La juridiction d'instruction régulièrement saisie d'une plainte avec constitution de partie civile a le devoir d'instruire, quelles que soient les réquisitions du ministère public, cette obligation ne cessant, suivant les dispositions de l'article 86 du Code de procédure pénale (
N° Lexbase : L8628HWH), que si, pour des causes affectant l'action publique elle-même, les faits ne peuvent comporter légalement une poursuite ou si, à supposer les faits démontrés, ils ne peuvent admettre aucune qualification pénale. Telle est la solution retenue par la Chambre criminelle dans un arrêt rendu le 19 mars 2013 (Cass. crim., 19 mars 2013, n° 12-81.676, FS-P+B
N° Lexbase : A5811KAH). Dans cette affaire, la plaignante a porté plainte et s'est constituée partie civile contre personnes non dénommées des chefs de tortures et traitements inhumains et dégradants et détention arbitraire auprès du juge d'instruction du TGI. Le juge d'instruction a dit y avoir lieu à informer sur les faits à compter du 30 septembre 2010, date à laquelle la plaignante a acquis la nationalité française. Le ministère public a fait appel de cette ordonnance. La cour d'appel a infirmé l'ordonnance du juge d'instruction et dit n'y avoir lieu à informer, retenant, notamment, que la coutume internationale, qui s'oppose à la poursuite des Etats et de leurs dirigeants devant les juridictions pénales d'un Etat étranger, s'étend à ses organes et agents en raison d'actes qui relèvent de la souveraineté de l'Etat concerné. La plaignante forme un pourvoi en cassation aux motifs qu'il n'appartient pas à la cour de prendre en compte l'origine des instructions qu'auraient pu recevoir leurs représentants et encore moins de les interpeller sur ce point. De plus, la juridiction d'instruction régulièrement saisie d'une plainte avec constitution de partie civile a le devoir d'instruire, cette obligation ne cessant que si, pour des causes affectant l'action publique elle-même, les faits ne peuvent comporter légalement une poursuite ou si, à supposer les faits démontrés, ils ne peuvent admettre aucune qualification pénale. Les actes de torture et de barbarie commis par les agents d'un Etat ne participent pas à l'exercice de la souveraineté de l'Etat et l'interdiction de la torture a valeur de norme impérative ou
jus cogens en droit international, laquelle prime les autres règles du droit international et constitue une restriction légitime à l'immunité de juridiction.
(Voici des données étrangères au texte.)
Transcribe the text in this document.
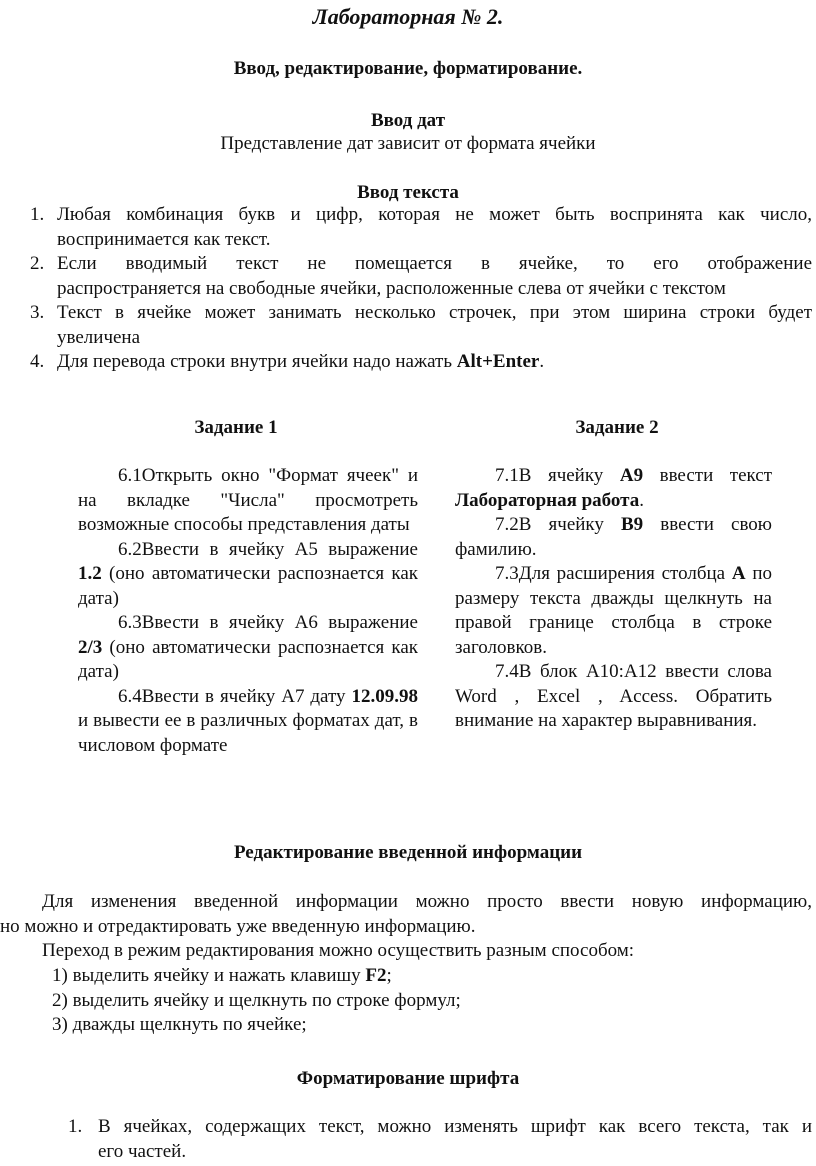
Лабораторная № 2.
Ввод, редактирование, форматирование.
Ввод дат
Представление дат зависит от формата ячейки
Ввод текста
1. Любая комбинация букв и цифр, которая не может быть воспринята как число,
воспринимается как текст.
2. Если вводимый текст не помещается в ячейке, то его отображение
распространяется на свободные ячейки, расположенные слева от ячейки с текстом
3. Текст в ячейке может занимать несколько строчек, при этом ширина строки будет
увеличена
4. Для перевода строки внутри ячейки надо нажать Alt+Enter.
Задание 1	Задание 2

6.1Открыть окно "Формат ячеек" и на вкладке "Числа" просмотреть возможные способы представления даты

6.2Ввести в ячейку А5 выражение 1.2 (оно автоматически распознается как дата)

6.3Ввести в ячейку А6 выражение 2/3 (оно автоматически распознается как дата)

6.4Ввести в ячейку А7 дату 12.09.98 и вывести ее в различных форматах дат, в числовом формате

7.1В ячейку А9 ввести текст Лабораторная работа.

7.2В ячейку В9 ввести свою фамилию.

7.3Для расширения столбца А по размеру текста дважды щелкнуть на правой границе столбца в строке заголовков.

7.4В блок А10:А12 ввести слова Word , Excel , Access. Обратить внимание на характер выравнивания.

Редактирование введенной информации
Для изменения введенной информации можно просто ввести новую информацию,
но можно и отредактировать уже введенную информацию.
Переход в режим редактирования можно осуществить разным способом:
1) выделить ячейку и нажать клавишу F2;
2) выделить ячейку и щелкнуть по строке формул;
3) дважды щелкнуть по ячейке;
Форматирование шрифта
1. В ячейках, содержащих текст, можно изменять шрифт как всего текста, так и
его частей.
La Haute juridiction casse et annule la décision de la cour d'appel, considérant qu'en l'absence de tout acte d'instruction, alors que le juge d'instruction a l'obligation d'informer sur tous les faits résultant de la plainte, sous toutes les qualifications possibles, et que cette obligation n'est pas contraire en son principe à l'immunité de juridiction des Etats étrangers et de leurs représentants, la chambre del'instruction a méconnu les textes susvisés (cf. l’Ouvrage "Procédure pénale" N° Lexbase : E2065EUZ).